Friday, August 14, 2015

"Happy Valley", a straightforward and painful documentary of the child abuse scandal connected to Penn State football


Happy Valley” (2014), directed by Amir Barl-Lev, is a rather straightforward, if sobering, documentary of the child abuse sex scandal perpetrated by assistant football coach, for the Penn State Nittany Lions, Jerry Sandusky, sentenced in October 2012 to 30-60 years in prison, starting at age 68, ensuring pretty much that he will die in prison.  Wikipedia has a factual history here.  The bluntness if Wikipedia’s biography of Sandusky is striking to read.
  
Much of the film focuses on the sudden fall of former head coach Joe Paterno, who would be fired (before being allowed to resign) and stripped of all honors, and then die two months later of lung cacer at 85, an unnecessarily gratuitously ugly end to a career and life. Three other school officials were charged with perjury and obstruction of justice as part of the “coverup”, and Penn State’s athletic department would wind up with severe sanctions.  There was a kind of mob justice mentality.  Yet some ( a vocal minority of) people would object to McQueary’s reporting of what he saw, out of a curious “loyalty” to the school and football.

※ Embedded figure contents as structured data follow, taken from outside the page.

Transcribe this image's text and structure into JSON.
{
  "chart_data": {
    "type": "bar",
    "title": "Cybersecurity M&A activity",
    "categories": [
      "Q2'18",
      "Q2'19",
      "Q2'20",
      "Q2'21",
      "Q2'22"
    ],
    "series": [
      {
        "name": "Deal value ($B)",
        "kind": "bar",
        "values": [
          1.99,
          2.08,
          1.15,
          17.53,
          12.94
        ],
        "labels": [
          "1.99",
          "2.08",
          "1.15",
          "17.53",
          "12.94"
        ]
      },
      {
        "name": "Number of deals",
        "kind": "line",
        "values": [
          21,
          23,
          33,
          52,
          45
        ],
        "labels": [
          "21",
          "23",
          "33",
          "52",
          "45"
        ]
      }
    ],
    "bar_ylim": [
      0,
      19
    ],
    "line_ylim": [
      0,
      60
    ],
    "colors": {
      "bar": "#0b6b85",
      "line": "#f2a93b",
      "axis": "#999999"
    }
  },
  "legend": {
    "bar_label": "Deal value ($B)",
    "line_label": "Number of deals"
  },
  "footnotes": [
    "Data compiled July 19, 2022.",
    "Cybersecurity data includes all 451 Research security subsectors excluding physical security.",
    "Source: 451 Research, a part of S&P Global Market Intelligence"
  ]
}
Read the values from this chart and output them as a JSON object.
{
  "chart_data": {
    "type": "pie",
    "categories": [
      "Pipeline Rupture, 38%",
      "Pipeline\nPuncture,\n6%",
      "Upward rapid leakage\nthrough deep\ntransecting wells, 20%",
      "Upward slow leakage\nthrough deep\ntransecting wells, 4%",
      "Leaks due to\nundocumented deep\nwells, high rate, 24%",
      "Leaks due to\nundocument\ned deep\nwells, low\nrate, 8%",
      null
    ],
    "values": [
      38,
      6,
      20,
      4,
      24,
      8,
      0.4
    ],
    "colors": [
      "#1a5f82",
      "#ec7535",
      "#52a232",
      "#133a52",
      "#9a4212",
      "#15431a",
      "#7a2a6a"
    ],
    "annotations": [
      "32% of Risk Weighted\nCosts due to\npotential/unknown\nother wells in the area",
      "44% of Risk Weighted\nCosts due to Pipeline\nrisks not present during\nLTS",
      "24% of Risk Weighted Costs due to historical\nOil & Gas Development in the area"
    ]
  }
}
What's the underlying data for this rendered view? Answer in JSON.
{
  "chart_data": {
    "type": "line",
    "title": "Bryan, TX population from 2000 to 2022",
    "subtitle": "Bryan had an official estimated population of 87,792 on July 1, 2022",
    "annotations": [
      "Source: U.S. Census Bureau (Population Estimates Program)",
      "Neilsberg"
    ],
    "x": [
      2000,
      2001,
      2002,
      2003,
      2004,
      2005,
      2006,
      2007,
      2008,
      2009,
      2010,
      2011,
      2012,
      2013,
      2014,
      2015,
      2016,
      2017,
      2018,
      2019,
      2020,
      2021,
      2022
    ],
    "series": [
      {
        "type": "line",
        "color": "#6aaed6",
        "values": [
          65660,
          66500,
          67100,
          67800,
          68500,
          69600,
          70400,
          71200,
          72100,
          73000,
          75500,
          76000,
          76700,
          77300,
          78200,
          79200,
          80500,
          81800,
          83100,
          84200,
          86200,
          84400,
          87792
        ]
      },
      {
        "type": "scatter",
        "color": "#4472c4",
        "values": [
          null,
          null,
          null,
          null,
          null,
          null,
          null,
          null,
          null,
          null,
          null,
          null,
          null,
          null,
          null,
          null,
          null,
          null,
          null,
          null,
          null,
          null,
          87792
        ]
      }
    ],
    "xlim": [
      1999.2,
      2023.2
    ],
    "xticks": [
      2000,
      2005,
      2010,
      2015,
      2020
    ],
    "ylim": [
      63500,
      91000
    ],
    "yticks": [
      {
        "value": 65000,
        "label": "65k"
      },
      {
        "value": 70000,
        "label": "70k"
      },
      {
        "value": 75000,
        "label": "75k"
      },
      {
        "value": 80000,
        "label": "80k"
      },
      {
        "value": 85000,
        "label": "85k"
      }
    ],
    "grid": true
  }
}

Paterno had been told by graduate student assistant coach by Mile McQueary in 2002 that the latter had witnessed a direct assault.  Paterno always maintained that he reported the incident, but was accused of failing to follow up.  There were reasons to believe Paterno already knew or suspected of Sandusky’s misconduct with boys back into the 1990s.  Sandusky had misused his charity “The Second Mile” as a cover for his activity.

The film is surprisingly “real time”.  At one point, the director tries to interview Sandusky (well before trial) at his home, who has been ordered by his lawyer to remain mum.

At the time of the incident, the media made a lot of Sandusky’s equivocation when asked if he was “sexually attracted” to his minor victims (who apparently were usually or always too young for puberty). Why couldn’t he “just say no”, Toobin would ask on CNN, calling this a “horrible case”.
The film, especially toward the end, does provide a moral indictment of the world of college athletics and especially football, which provide so much income for schools and put so much pressure on head coaches to win.  This would fit in with Malcolm Gladwell’s “moral objections” to football (issues blog, July 21, 2013).

The other noteworthy observation seems to be the difficulty of “reaching out” to “kids” without creating suspicion, because “examples” set in the past by Sandusky.

The trailer starts, “We all want to think we live in a better world than we do.”


The official site is here (Music Box). The film may be watched on Netflix instant play.
   
I visited Penn State in September 2010, after the scandal was known but before the trial.  I was actually curious about the law school, because a Penn State professor had written a controversial paper about filial responsibility laws, and we corresponded by email a bit then (Retirement blog, July 12, 2007).